En el MOMA puedes acercarte a centímetros de los cuadros y sacar fotos sin que nadie te diga nada
Pero los problemas serios me los busqué el día de la final de la Copa del Rey en Mestalla. Habíamos decidido pasar la Semana Santa en Nueva York (sin la perrita, que esos días descansaba de nosotros en el Vallès Oriental). Ni que decir tiene que previamente Francesc Peirón, corresponsal de La Vanguardia y buen amigo, nos había señalado un par de sitios donde podríamos ver el match. Aquella mañana fría y gris la habíamos dedicado al Museo de Arte Moderno, donde la larga cola de entrada se había visto ampliamente recompensada por el espléndido y desacralizado baño de arte que reserva el interior: puedes acercarte a los pollocks, rothkos y warhols a distancia de centímetros para ver el trazo del artista y hasta sacar fotografías sin que nadie te diga nada, algo inédito en la cada vez más vieja Europa. La visión de Las señoritas de Avinyó me emocionó tanto como me devolvió a mi ciudad, y con ella a las cuitas futboleras. Era hora de salir del museo y buscarse la vida, pues además de ver el partido se trataba de comer. Siendo una tropa de seis, la cosa tenía su logística.
Decidimos dividirnos. El equipo júnior cogió el metro en dirección al SoHo, concretamente al bar Mercat de la calle de Spring, que, según Peirón, congregaba a las más recientes huestes culés de la ciudad. El equipo sénior tomó un taxi en la misma dirección, por comodidad, pero también por una elemental norma de prudencia: caso de que el Mercat estuviera lleno, siempre podríamos pedirle al taxista que nos acercara a la peña clásica del Nevada Smith, en la Tercera entre las calles 11 y 12, en pleno Lower East Side. Cosas ambas que ocurrieron, con el agravante de que en el Nevada, donde sirven bebidas alcohólicas, los porteros pedían el carnet de identidad e impedían el acceso a los menores (dos de los chicos lo eran). ¿Nos íbamos a quedar sin partido? Tranquilos, esto es Nueva York. Un catalán que guardaba cola ante el Nevada nos indicó un pub irlandés en la misma Tercera, 200 metros más arriba. En el None, que así se llamaba, servían pintas de cerveza y whiskys a los parroquianos que a esa hora seguían el Chelsea-Birmingham sin pedir papeles. Además, se mostraron en seguida dispuestos a acondicionar una sala interior para los seguidores del clásico español, que íbamos en aumento hasta alcanzar la treintena. ¿Y comer? No, el None sólo expendía bebidas, pero no tenía inconveniente, y hasta recomendaba, a que fueras a por unas pizzas y unas ensaladas al puesto de comidas de la esquina. ¿No es maravilloso?

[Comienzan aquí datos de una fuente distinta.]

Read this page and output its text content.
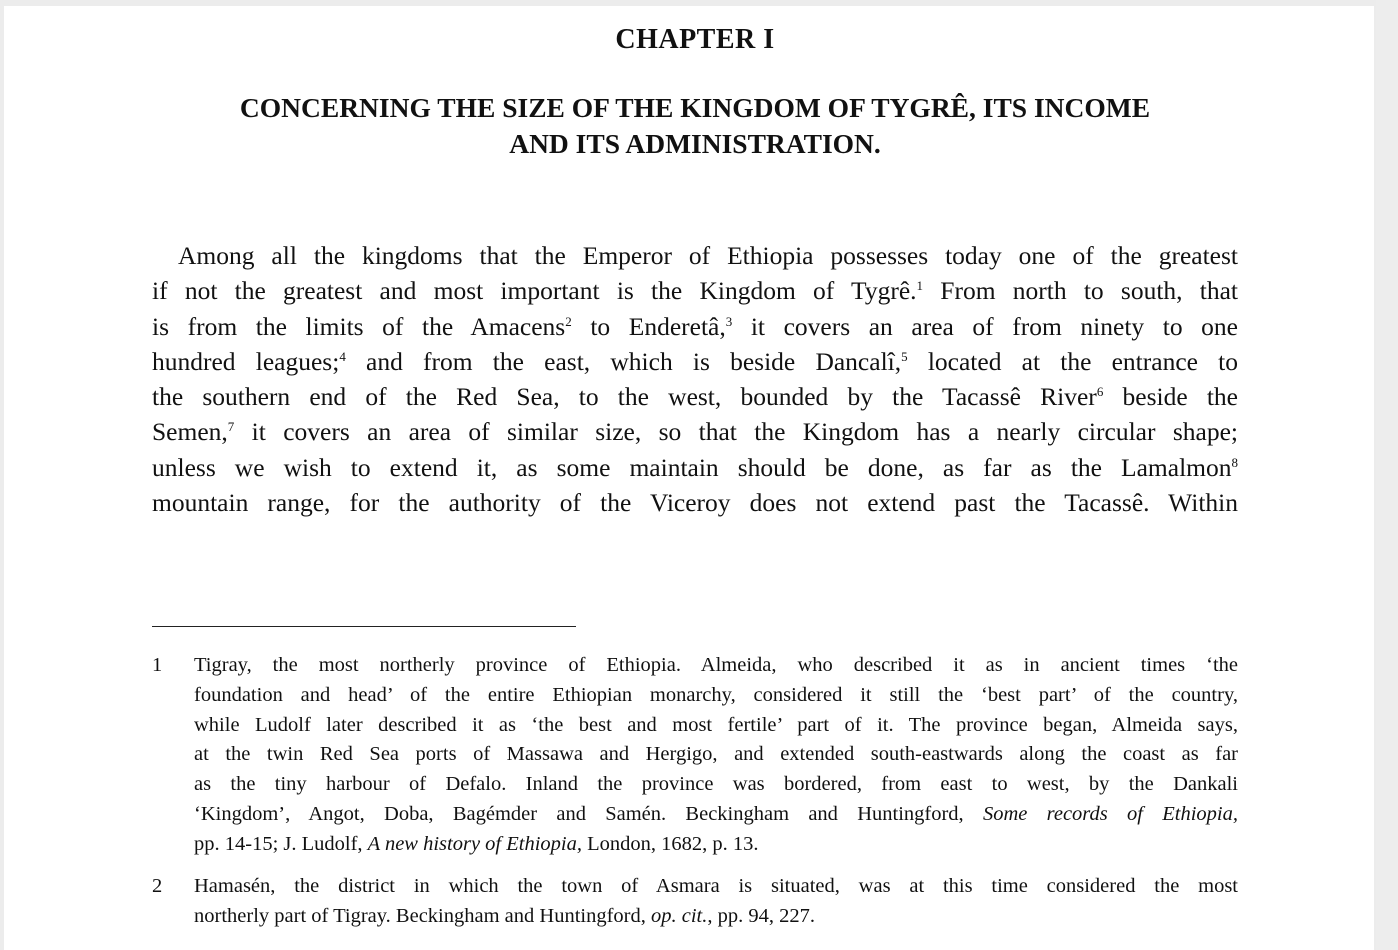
CHAPTER I
CONCERNING THE SIZE OF THE KINGDOM OF TYGRÊ, ITS INCOME
AND ITS ADMINISTRATION.
Among all the kingdoms that the Emperor of Ethiopia possesses today one of the greatest
if not the greatest and most important is the Kingdom of Tygrê.$^1$ From north to south, that
is from the limits of the Amacens$^2$ to Enderetâ,$^3$ it covers an area of from ninety to one
hundred leagues;$^4$ and from the east, which is beside Dancalî,$^5$ located at the entrance to
the southern end of the Red Sea, to the west, bounded by the Tacassê River$^6$ beside the
Semen,$^7$ it covers an area of similar size, so that the Kingdom has a nearly circular shape;
unless we wish to extend it, as some maintain should be done, as far as the Lamalmon$^8$
mountain range, for the authority of the Viceroy does not extend past the Tacassê. Within
1 Tigray, the most northerly province of Ethiopia. Almeida, who described it as in ancient times ‘the
foundation and head’ of the entire Ethiopian monarchy, considered it still the ‘best part’ of the country,
while Ludolf later described it as ‘the best and most fertile’ part of it. The province began, Almeida says,
at the twin Red Sea ports of Massawa and Hergigo, and extended south-eastwards along the coast as far
as the tiny harbour of Defalo. Inland the province was bordered, from east to west, by the Dankali
‘Kingdom’, Angot, Doba, Bagémder and Samén. Beckingham and Huntingford, Some records of Ethiopia,
pp. 14-15; J. Ludolf, A new history of Ethiopia, London, 1682, p. 13.
2 Hamasén, the district in which the town of Asmara is situated, was at this time considered the most
northerly part of Tigray. Beckingham and Huntingford, op. cit., pp. 94, 227.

A la salida, dimos un paseo por Union Square, donde recientemente se ha instalado una estatua plateada de Andy Warhol, obra de Rob Pritt, a las puertas del Village, y luego fuimos a ver caer la tarde sobre el Hudson desde el parque del Upper West Manhattan, a la altura de la calle 85, elegante antiguo barrio judío.
Por cierto, en Mestalla perdimos. Y qué. La vida es bella.